Sos Villaggi dei bambini esprime preoccupazione per la sentenza della Corte d’appello di Messina che ha annullato il risarcimento riconosciuto ai tre figli minorenni di Marianna Manduca, uccisa dal marito nel 2007. Il verdetto di primo grado del 2017 aveva concesso ai figli della donna un risarcimento di 259.000 euro, dopo avere riconosciuto la responsabilità civile dei magistrati che non avevano fatto abbastanza per proteggere la loro mamma, nonostante le dodici denunce presentate dalla donna. Per la Corte d’appello, invece, “il marito l’avrebbe uccisa lo stesso”. In Italia, sono oltre 400 mila i bambini e ragazzi che hanno assistito a episodi di violenza dentro casa. “La sentenza della Corte d’appello di Messina è preoccupante e ribadisce la necessità di costruire una rete solida ed efficace per evitare che queste situazioni si possano ripetere in futuro – dichiara Roberta Capella, direttore generale di Sos Villaggi dei bambini – Istituzioni, enti, associazioni e centri antiviolenza, insieme ai singoli cittadini, devono collaborare per abbattere tutte quelle barriere culturali che non portano a considerare seriamente ogni minimo accenno a possibili episodi di violenza.
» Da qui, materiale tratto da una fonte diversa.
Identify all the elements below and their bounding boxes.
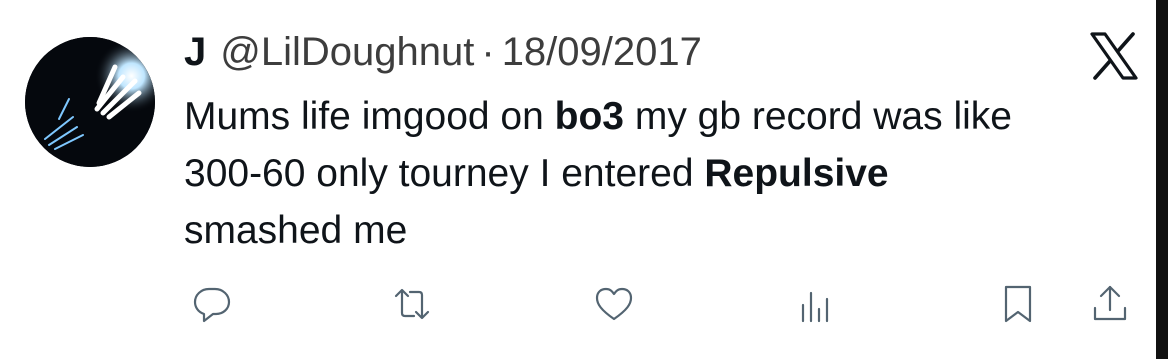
reply-icon — [193, 287, 231, 323]
views-icon — [801, 291, 829, 323]
tweet-text-line-2: 300-60 only tourney I entered Repulsive — [184, 145, 1144, 202]
tweet-text-segment: 300-60 only tourney I entered — [184, 152, 705, 195]
share-icon — [1093, 285, 1127, 321]
share-button[interactable] — [1084, 278, 1136, 330]
bookmark-icon — [1004, 285, 1032, 323]
bookmark-button[interactable] — [992, 278, 1044, 330]
like-icon — [595, 287, 633, 321]
tweet-text-segment: Mums life imgood on — [184, 95, 555, 138]
retweet-icon — [394, 288, 430, 320]
retweet-button[interactable] — [386, 278, 438, 330]
like-button[interactable] — [588, 278, 640, 330]
user-handle[interactable]: @LilDoughnut — [220, 30, 474, 75]
tweet-text-bold: bo3 — [554, 95, 624, 138]
tweet-text-bold: Repulsive — [704, 152, 889, 195]
tweet-text-line-1: Mums life imgood on bo3 my gb record was… — [184, 88, 1144, 145]
reply-button[interactable] — [186, 278, 238, 330]
avatar[interactable] — [25, 37, 155, 167]
glowing-hands-avatar-image — [25, 37, 155, 167]
views-button[interactable] — [790, 278, 842, 330]
display-name[interactable]: J — [184, 30, 206, 75]
x-logo-icon[interactable] — [1089, 32, 1139, 80]
tweet-text-segment: my gb record was like — [624, 95, 1012, 138]
tweet-text-line-3: smashed me — [184, 209, 408, 252]
tweet-header: J @LilDoughnut · 18/09/2017 — [184, 30, 702, 78]
tweet-actions — [0, 278, 1168, 338]
tweet-text: Mums life imgood on bo3 my gb record was… — [184, 88, 1144, 259]
tweet-date[interactable]: 18/09/2017 — [502, 30, 702, 75]
header-separator: · — [481, 30, 495, 74]
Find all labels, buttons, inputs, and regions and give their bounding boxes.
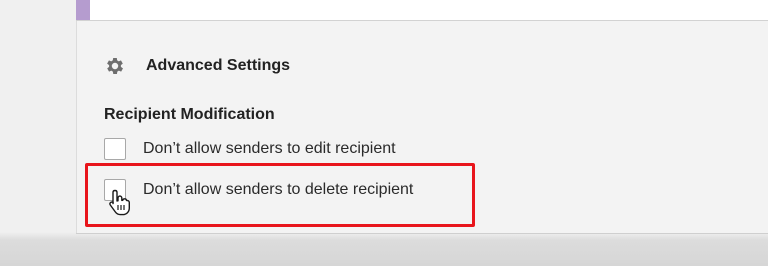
advanced-settings-title: Advanced Settings — [146, 57, 291, 74]
option-edit-recipient[interactable]: Don’t allow senders to edit recipient — [104, 136, 396, 162]
edit-recipient-checkbox[interactable] — [104, 138, 126, 160]
recipient-modification-title: Recipient Modification — [104, 106, 275, 123]
highlight-annotation-box — [85, 163, 475, 227]
previous-section-card — [76, 0, 768, 21]
panel-divider — [76, 233, 768, 234]
card-accent-bar — [76, 0, 90, 20]
gear-icon — [104, 55, 126, 77]
edit-recipient-label[interactable]: Don’t allow senders to edit recipient — [143, 140, 396, 158]
hand-pointer-cursor-icon — [108, 188, 132, 216]
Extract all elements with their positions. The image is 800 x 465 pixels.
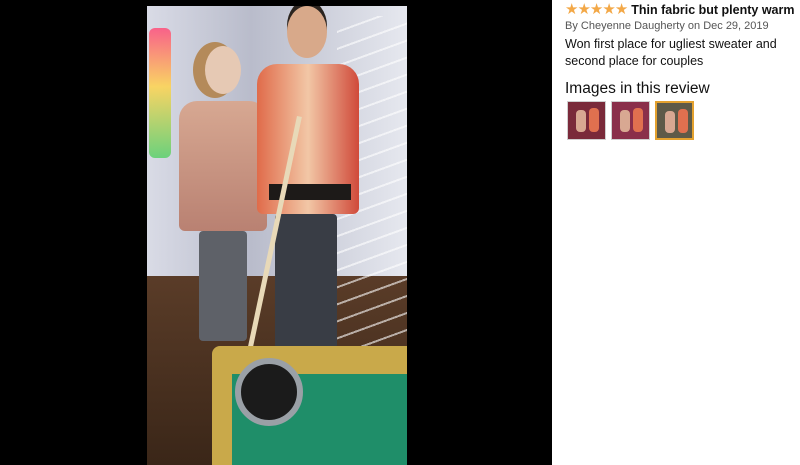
thumbnail-2[interactable] <box>611 101 650 140</box>
star-icon: ★ <box>614 1 629 18</box>
image-viewer <box>0 0 552 465</box>
images-heading: Images in this review <box>565 80 710 97</box>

Inoltre, è evidente l’esigenza concreta di incrementare e adeguare il fondo destinato agli orfani di femminicidio, che ha subito una riduzione significativa con l’ultima legge di Bilancio”. L’organizzazione è da anni in prima linea al fianco di mamme vittime di maltrattamento che chiedono protezione per loro stesse e per i propri figli con il progetto “Mammabambino” – rete di alloggi in grado di accogliere circa 33 giovani donne con i loro figli, per un totale di circa 100 beneficiari l’anno – e  lavora quotidianamente al fianco di queste donne per aiutarle a riconquistare la loro autonomia.